Dominic Thiem dismisses calls for the Australian Open to be cancelled
US Open champion Dominic Thiem insists next month’s Australian Open should go ahead, even though he accepts preparations for some players will have “a serious competitive disadvantage” after being locked in their hotel rooms for two weeks of quarantine.
Thiem is not among the list of more than 70 players confined to their hotel rooms and unable to hit balls on a tennis court after they came into close contact with a handful of players and their travelling companions who tested positive for Covid-19 en-route to Australia.
There have been suggestions that the players who have been confined to their hotel will not have time to prepare for the first Grand Slam of 2021, but Thiem insists the tournament needs to go ahead despite the obvious hurdles.
“It’s very crazy times, but we knew what to expect,” last year’s Australian Open runner-up told Eurosport. “Here in Australia, it’s a bit stricter again, which is understandable. The coronavirus is almost extinct in their country and they want to prevent it from being brought back in.
“It’s very strict. We can train for about two hours a day and go out for about four hours. The rest of the time is spent in the hotel.
“Honestly, for the 70 players who were on the planes, it is of course very bitter. They will certainly be at a serious competitive disadvantage, that’s for sure. There are still nine days until the start of the Australian Open, but in contrast to the others who can train normally, this is a huge disadvantage.
“There’s no need to discuss that. It was unbelievably unfortunate for them, and I feel very sorry for them. But of course, everyone knew what they were getting into.
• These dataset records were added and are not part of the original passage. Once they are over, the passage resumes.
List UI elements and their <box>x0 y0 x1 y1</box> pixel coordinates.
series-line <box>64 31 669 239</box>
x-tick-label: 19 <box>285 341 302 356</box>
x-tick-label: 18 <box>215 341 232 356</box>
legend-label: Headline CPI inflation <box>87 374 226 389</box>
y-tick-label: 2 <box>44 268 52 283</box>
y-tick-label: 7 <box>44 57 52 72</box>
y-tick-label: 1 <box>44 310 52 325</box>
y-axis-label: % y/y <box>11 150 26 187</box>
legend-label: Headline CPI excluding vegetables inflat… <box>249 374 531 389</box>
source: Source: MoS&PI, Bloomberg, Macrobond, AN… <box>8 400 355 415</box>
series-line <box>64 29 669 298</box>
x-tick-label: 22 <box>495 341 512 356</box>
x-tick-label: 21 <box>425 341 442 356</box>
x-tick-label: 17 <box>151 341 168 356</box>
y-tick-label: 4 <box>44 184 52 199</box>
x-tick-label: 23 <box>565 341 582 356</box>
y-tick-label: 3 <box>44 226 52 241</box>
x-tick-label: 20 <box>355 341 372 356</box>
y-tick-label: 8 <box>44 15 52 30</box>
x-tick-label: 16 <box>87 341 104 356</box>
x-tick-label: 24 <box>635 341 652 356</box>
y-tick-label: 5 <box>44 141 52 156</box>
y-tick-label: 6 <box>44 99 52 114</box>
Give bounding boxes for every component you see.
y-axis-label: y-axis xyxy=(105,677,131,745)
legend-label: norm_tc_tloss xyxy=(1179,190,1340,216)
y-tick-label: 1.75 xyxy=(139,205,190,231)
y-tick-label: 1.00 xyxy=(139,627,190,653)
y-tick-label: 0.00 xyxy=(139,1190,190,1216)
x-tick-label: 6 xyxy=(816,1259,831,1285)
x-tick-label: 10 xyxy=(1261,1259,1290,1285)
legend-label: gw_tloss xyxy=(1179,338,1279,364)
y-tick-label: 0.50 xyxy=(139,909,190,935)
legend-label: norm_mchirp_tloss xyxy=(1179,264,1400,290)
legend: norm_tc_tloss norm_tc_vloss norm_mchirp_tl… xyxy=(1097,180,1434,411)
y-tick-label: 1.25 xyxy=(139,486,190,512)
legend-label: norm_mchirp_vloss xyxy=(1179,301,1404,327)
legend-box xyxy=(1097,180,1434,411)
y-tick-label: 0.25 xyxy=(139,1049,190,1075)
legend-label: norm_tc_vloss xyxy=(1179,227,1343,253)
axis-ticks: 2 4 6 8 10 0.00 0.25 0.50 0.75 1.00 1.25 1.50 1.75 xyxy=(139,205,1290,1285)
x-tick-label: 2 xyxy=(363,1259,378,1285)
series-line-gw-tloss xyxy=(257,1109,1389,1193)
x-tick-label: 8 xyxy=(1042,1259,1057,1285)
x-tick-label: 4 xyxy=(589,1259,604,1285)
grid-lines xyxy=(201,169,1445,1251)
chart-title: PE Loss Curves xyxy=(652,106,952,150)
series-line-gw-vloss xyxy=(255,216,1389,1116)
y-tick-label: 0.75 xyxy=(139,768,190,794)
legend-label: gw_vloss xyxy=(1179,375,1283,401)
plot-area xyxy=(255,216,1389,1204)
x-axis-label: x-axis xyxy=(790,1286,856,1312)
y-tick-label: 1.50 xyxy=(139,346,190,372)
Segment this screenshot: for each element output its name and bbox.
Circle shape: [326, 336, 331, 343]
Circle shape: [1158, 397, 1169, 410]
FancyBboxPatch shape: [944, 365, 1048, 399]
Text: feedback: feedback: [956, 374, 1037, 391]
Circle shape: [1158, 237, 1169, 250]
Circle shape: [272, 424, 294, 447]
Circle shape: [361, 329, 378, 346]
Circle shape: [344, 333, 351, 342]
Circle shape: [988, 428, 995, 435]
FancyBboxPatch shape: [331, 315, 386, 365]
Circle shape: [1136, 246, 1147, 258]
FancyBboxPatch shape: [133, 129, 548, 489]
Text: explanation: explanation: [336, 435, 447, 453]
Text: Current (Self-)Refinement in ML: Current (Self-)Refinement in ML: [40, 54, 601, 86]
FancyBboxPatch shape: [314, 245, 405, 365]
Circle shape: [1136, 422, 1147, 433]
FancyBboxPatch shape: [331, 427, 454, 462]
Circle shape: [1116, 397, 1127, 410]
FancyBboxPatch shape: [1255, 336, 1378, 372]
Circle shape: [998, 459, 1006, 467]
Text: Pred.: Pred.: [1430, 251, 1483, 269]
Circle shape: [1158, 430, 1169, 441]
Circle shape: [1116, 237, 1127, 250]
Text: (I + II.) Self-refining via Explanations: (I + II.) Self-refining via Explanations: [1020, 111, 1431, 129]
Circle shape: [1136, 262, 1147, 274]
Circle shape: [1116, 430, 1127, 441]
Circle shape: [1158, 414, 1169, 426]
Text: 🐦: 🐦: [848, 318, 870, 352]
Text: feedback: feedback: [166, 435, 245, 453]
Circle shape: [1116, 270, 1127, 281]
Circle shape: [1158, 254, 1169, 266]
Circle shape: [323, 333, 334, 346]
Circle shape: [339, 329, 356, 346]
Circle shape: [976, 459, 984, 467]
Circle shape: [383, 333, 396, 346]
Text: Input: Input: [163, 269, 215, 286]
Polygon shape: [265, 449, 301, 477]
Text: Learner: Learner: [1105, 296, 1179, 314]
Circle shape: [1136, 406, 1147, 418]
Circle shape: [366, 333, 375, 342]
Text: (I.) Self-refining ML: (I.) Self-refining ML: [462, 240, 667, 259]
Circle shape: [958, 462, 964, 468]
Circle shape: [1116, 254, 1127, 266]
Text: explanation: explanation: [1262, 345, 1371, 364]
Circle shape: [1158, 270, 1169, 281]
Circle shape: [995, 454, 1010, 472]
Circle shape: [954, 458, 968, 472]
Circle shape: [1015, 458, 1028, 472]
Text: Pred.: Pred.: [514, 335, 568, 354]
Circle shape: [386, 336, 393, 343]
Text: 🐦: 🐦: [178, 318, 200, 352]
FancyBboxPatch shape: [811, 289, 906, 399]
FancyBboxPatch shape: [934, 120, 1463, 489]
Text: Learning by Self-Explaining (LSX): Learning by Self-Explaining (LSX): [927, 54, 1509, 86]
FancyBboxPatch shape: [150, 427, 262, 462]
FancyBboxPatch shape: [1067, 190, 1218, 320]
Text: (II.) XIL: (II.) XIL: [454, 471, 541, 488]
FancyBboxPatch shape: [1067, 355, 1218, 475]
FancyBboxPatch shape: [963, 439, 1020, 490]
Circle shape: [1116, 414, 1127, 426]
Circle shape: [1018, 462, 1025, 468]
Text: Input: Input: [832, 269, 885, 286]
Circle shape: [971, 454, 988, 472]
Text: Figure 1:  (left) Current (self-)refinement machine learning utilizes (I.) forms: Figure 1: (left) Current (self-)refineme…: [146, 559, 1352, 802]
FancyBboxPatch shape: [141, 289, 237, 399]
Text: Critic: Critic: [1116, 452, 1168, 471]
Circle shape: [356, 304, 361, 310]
Tennis Australia and the whole country have tried everything to let the tournament take place and that is also a sensational achievement.”
When asked whether the tournament should go ahead with so many players unable to prepare, Thiem insisted the show much go on in Melbourne.
“It sounds harsh now, but there are only 70 players in quarantine, everyone else in Melbourne can train normally, but it would be unfair to everyone else who made the long journey if the tournament were to be cancelled now,” he stated. “It was everybody’s own decision to travel here. Nobody had to do it. So, I already believe the tournament will take place.”
Thiem also reflected on his stellar 2020 campaign, that included his first major title at the US Open.
“2020 was sensational from a sporting point of view,” he added. “The feeling of winning the Grand Slam was the best I’ve ever experienced in my tennis career. I want to achieve that again. Paris is probably the big goal.
“It’s probably been my favourite tournament since my junior final and I’ve always played very well there in the last few years. It’s an absolutely overpowering opponent there, but that’s the next really big goal. Next to the other big tournaments, it’s the event that has the highest priority.”